José García Domínguez - Nuestro capitalismo de amiguetes
Estadista tan celebrado en vida y post mortem por sus audaces bajadas de impuestos,
muy pocos aquí recuerdan, sin embargo, lo que hizo Ronald Reagan cuando
la quiebra fraudulenta del sistema yanqui de cajas de ahorros, allá por
los ochenta. Resulta que, tras otro alocado festín del ladrillo
calcado del nuestro, el Gobierno de Estados Unidos tramitó siete mil
expedientes criminales contra otros siete mil directivos al saber de la
ruina de esas entidades de ahorro popular. Repito, siete mil. Unos
expedientes que darían lugar a mil cien inculpaciones firmes. Repito,
mil cien. Consecuencia de todo ello, seiscientos cincuenta financieros terminaron en la cárcel. Vuelvo a repetir, seiscientos cincuenta. He ahí la pequeña diferencia entre el capitalismo español y el capitalismo de verdad.
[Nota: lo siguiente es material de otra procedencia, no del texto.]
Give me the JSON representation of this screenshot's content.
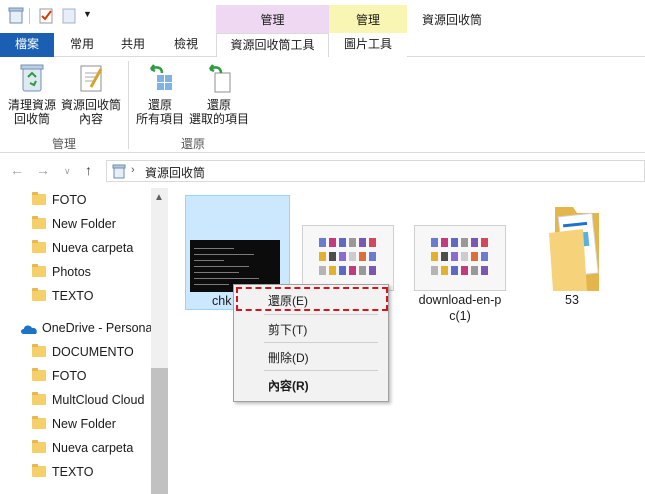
{
  "titlebar": {
    "context_manage_1": "管理",
    "context_manage_2": "管理",
    "window_title": "資源回收筒",
    "ctx_colors": {
      "recycle": "#efd9f2",
      "picture": "#f9f6b3"
    }
  },
  "tabs": {
    "file": "檔案",
    "home": "常用",
    "share": "共用",
    "view": "檢視",
    "recycle_tools": "資源回收筒工具",
    "picture_tools": "圖片工具"
  },
  "ribbon": {
    "empty_bin": [
      "清理資源",
      "回收筒"
    ],
    "bin_properties": [
      "資源回收筒",
      "內容"
    ],
    "group_manage": "管理",
    "restore_all": [
      "還原",
      "所有項目"
    ],
    "restore_selected": [
      "還原",
      "選取的項目"
    ],
    "group_restore": "還原"
  },
  "address": {
    "back_icon": "arrow-left-icon",
    "path": "資源回收筒"
  },
  "sidebar": {
    "items_top": [
      "FOTO",
      "New Folder",
      "Nueva carpeta",
      "Photos",
      "TEXTO"
    ],
    "onedrive": "OneDrive - Persona",
    "items_bottom": [
      "DOCUMENTO",
      "FOTO",
      "MultCloud Cloud",
      "New Folder",
      "Nueva carpeta",
      "TEXTO"
    ]
  },
  "files": [
    {
      "name": "chk"
    },
    {
      "name": "p"
    },
    {
      "name": "download-en-p",
      "name2": "c(1)"
    },
    {
      "name": "53"
    }
  ],
  "context_menu": {
    "restore": "還原(E)",
    "cut": "剪下(T)",
    "delete": "刪除(D)",
    "properties": "內容(R)"
  }
}
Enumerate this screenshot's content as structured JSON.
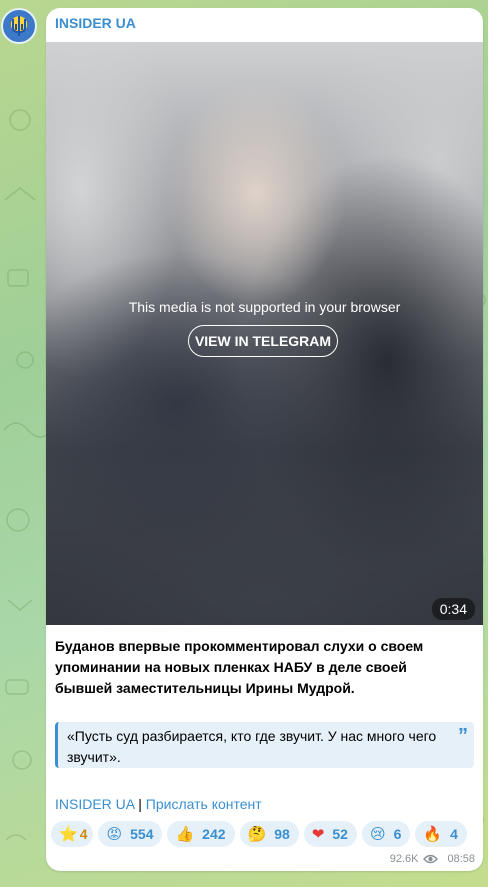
{
  "channel": {
    "name": "INSIDER UA"
  },
  "media": {
    "message": "This media is not supported in your browser",
    "button_label": "VIEW IN TELEGRAM",
    "duration": "0:34"
  },
  "post": {
    "text": "Буданов впервые прокомментировал слухи о своем упоминании на новых пленках НАБУ в деле своей бывшей заместительницы Ирины Мудрой.",
    "quote": "«Пусть суд разбирается, кто где звучит. У нас много чего звучит».",
    "link1": "INSIDER UA",
    "separator": "|",
    "link2": "Прислать контент"
  },
  "reactions": [
    {
      "icon": "star-icon",
      "emoji": "⭐",
      "count": "4"
    },
    {
      "icon": "angry-face-icon",
      "emoji": "😡",
      "count": "554"
    },
    {
      "icon": "thumbs-up-icon",
      "emoji": "👍",
      "count": "242"
    },
    {
      "icon": "thinking-face-icon",
      "emoji": "🤔",
      "count": "98"
    },
    {
      "icon": "heart-icon",
      "emoji": "❤",
      "count": "52"
    },
    {
      "icon": "crying-face-icon",
      "emoji": "😢",
      "count": "6"
    },
    {
      "icon": "fire-icon",
      "emoji": "🔥",
      "count": "4"
    }
  ],
  "meta": {
    "views": "92.6K",
    "time": "08:58"
  }
}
Sucedió justo después de la caída del Muro de Berlín, en 1989.
Al tiempo que la momia de Lenin transitaba rauda hacia el purgatorio
del olvido, el viejo Adam Smith dejaba de dormir el sueño de los justos
en las páginas de las enciclopedias para ser entronizado en los altares
laicos de Occidente. De repente, todo el mundo se hizo liberal. Sin
embargo, pocos, muy pocos de los nuevos devotos del padre de La riqueza
de las naciones, genuina partida de nacimiento del liberalismo
económico, repararon en que esa obra fue escrita por el mismo autor de
otra no menos memorable que lleva por título Teoría de los sentimientos
morales. Porque Smith no solo fue el primero en descubrir las habilidades prodigiosas de la mano invisible. También
resultó ser pionero en advertir de que el capitalismo huérfano de un
orden ético acabaría convertido en una bicicleta sin manillar.
La
honestidad, la contención, el sentido de la responsabilidad individual,
son valores que, lejos de obedecer a la esencia del capitalismo,
informaban la ética cristiana que lo acompañó desde su nacimiento. Y sin
ellos el capitalismo en nada se distingue del orden que impera en la
selva. En nada. Porque el exclusivo interés egoísta de los
intercambios mercantiles a lo único que nos aboca es al retorno al
estado de naturaleza, a la anarquía de un universo hobbesiano incapaz de
consolidar ninguna lealtad firme entre las personas. Desengáñense los incautos doctrinarios,
el capitalismo no podrá sobrevivir mucho tiempo a las tarjetas black,
al cinismo generalizado, al todo vale, al sálvese quien pueda.
Ah, nuestro capitalismo de amiguetes.